Her meek-eyed aspect, modest and benign,

Evinced the fair one’s origin divine;

Virtue, at once her ornament and shield,

And truth the trident that the goddess held.

Beneath her reign, behold a happy race,

Who ne’er contested titles, gold, or place.

Ere commerce’s whiten’d sails were wafted wide,

And every bosom caught the swelling pride

Of boundless wealth, surcharged with endless snares,

Exotic follies, and destructive cares;

Ere arts, or elegance, or taste refined,

And tempting luxury assail’d mankind;

There oaks and evergreens, and poplar shades,

In native beauty, rear’d their conic heads;

The purple tinge with golden hues inwrought,

In dappled forms, as sportive nature taught;

The silken foliage open’d through the mead,

And the clear fount in wild meanders play’d;

Beside whose gentle murmuring stream there stood

The humble hamlet, by the peasant trod,

Whose heart, unblacken’d by so mean a vice,

As lust of gold, or carking avarice;

No guilty bribes his whiten’d palm possess’d,

No dark suspicion lurk’d within his breast:

Love, concord, peace, and piety and truth,

Adorn’d grey hairs and dignified the youth;

There stingless pleasures crown’d the temperate feast,

And ruddy health, a constant welcome guest,

Fill’d up the cup, and smiled at every board,

The friend and handmaid of her generous lord.

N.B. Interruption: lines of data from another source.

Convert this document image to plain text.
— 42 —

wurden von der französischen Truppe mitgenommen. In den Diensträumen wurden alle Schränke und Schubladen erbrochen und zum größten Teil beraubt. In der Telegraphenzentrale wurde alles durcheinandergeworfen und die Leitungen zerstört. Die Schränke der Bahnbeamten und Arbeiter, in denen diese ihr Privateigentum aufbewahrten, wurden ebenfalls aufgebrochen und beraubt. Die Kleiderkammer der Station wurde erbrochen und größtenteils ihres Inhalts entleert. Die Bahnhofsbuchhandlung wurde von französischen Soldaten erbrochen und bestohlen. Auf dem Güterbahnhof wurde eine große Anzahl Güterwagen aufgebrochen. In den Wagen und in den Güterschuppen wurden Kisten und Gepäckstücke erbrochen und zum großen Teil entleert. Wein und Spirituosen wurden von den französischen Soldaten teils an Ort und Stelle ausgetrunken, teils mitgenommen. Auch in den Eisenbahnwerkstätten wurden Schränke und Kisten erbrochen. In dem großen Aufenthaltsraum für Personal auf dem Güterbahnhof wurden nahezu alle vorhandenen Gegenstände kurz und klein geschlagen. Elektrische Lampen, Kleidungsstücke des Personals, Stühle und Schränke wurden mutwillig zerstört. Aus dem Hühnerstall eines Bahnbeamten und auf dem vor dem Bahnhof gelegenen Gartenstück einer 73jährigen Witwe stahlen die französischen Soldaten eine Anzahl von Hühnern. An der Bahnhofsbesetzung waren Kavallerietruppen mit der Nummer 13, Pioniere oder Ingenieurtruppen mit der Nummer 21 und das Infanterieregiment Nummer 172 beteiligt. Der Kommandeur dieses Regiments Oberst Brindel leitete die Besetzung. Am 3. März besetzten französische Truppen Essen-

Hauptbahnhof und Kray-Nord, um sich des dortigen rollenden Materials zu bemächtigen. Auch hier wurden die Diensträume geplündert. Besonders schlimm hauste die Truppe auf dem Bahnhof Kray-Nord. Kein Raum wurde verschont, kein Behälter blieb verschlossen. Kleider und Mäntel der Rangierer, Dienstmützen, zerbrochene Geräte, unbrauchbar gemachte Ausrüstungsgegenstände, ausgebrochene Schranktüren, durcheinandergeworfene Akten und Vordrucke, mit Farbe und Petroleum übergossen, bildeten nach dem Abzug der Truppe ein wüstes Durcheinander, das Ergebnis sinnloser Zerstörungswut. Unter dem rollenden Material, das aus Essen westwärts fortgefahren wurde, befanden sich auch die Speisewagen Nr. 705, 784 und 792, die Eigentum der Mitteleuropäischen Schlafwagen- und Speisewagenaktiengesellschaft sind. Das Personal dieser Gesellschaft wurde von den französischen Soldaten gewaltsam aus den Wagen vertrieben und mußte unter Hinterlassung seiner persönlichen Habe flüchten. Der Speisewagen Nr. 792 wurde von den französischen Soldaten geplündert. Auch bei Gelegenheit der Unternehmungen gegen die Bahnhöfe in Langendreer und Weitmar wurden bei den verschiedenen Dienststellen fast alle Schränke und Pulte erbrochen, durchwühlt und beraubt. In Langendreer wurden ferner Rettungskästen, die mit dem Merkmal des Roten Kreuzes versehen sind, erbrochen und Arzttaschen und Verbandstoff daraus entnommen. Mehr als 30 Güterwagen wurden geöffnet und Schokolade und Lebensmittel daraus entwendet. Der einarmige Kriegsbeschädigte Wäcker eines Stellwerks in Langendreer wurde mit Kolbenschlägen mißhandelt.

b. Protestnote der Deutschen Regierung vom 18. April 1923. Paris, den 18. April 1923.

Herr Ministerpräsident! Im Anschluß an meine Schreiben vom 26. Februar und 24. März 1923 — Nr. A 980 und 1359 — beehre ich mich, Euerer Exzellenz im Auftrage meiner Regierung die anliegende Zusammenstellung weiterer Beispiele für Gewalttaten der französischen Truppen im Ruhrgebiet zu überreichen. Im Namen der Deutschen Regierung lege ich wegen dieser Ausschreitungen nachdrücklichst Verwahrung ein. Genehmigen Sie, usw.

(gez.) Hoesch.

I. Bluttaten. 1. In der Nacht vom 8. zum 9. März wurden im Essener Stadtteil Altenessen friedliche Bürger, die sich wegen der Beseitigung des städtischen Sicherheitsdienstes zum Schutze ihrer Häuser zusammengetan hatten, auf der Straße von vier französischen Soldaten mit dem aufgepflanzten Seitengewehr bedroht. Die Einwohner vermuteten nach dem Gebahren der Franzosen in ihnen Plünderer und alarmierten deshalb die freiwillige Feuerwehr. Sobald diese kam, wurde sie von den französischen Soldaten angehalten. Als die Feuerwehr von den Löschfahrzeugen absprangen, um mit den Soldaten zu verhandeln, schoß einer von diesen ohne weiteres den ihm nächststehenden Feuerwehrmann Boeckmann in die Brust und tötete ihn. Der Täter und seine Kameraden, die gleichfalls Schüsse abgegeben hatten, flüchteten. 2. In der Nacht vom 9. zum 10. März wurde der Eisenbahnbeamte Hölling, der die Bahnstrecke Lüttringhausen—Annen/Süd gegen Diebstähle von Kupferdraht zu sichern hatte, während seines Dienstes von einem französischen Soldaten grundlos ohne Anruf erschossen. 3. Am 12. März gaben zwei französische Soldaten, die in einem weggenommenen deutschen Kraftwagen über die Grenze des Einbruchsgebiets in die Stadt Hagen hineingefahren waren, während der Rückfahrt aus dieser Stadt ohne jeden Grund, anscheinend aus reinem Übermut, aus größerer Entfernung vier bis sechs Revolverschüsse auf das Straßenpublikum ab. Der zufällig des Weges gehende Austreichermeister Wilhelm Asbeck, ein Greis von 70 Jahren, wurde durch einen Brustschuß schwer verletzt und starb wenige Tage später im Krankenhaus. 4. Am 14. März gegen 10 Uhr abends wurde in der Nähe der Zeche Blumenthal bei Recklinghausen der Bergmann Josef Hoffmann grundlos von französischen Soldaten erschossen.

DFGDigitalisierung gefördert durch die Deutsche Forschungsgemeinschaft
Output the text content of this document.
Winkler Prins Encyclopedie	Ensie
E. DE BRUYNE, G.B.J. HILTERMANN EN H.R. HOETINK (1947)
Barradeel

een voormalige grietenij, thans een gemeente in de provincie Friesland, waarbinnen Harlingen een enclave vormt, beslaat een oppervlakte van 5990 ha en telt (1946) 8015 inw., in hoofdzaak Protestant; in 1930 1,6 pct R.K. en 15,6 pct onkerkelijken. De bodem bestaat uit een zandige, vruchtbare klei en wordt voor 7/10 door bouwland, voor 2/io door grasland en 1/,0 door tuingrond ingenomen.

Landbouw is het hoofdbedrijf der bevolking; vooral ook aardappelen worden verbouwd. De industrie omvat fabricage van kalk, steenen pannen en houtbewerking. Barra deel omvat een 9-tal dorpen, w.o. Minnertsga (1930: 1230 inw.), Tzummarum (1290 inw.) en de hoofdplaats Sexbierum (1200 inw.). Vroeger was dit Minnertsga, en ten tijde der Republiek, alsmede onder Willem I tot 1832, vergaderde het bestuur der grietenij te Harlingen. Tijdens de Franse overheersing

The rosy finger’d morn, and noontide ray,

The streaked twilight or the evening gray,

Were pass’d alike in innocence and mirth,

No riot gendering slow but certain death;

Unclouded reason guided all their way,

And virtue’s self sat innocently gay.

The winged hours serenely glided by,

Till golden Phœbus deck’d the western sky;

And when enwrapp’d in evening’s sable vest,

And midnight shadows hush’d the world to rest,

On the famed ladder, whose extended bars,

From earth’s low surface reach’d beyond the stars,

From orb to orb, thought reach’d the airy void,

Through widen’d space the busy mind employ’d,

While angel guards to watch his fate were given

Prelusive dreams anticipated heaven.

But ere the bird of dawn had hail’d the day,

Or warbling songsters chirp’d their early lay,

The grateful heart its joyful matins raised,

And nature’s God in morning anthems praised.

Thus happy that ideal golden age,

That lives descriptive in the poet’s page;

But now, alas! in dark oblivion lost,

The sons of Adam know it to their cost;

Since God forbade the mother of mankind

To taste the fruit to which she most inclined:

Her taste so delicate, refined and nice,

That the exuberance even of Paradise,

The grassy banks beside the blue cascade,

The winding streams from Pison’s golden head.

The spicy groves on Gihon’s lengthen’d side,

Hiddekel’s fount, Assyria’s blooming pride,

The fruits luxuriant on Euphrates’ shores,

The rich profusion that all Eden pours,

The shady dome, the rosy vaulted bower,

And nature deck’d with every fruit and flower

Were insufficient, rude, and incomplete.

For taste ran wanton, and the fair must eat.

Since which the garden’s closely lock’d by fate,

And flaming cherubs guard the eastern gate;

This globe is traversed round from pole to pole,

And earth research’d to find so rich a dole

As happiness unmix’d:—the phantom flies,

No son of Eve has ever won the prize.

But nearest those, who nearest nature live,

Despising all that wealth or power can give,

Or glittering grandeur, whose false optics place,

The summum bonum on the frailest base;

And if too near the threshold of their door,

Pride blazes high, and clamors loud for more—

More shining pomp, more elegance and zest,

In all the wild variety of taste;

Peace and contentment are refined away,

And worth, unblemish’d, is the villain’s prey.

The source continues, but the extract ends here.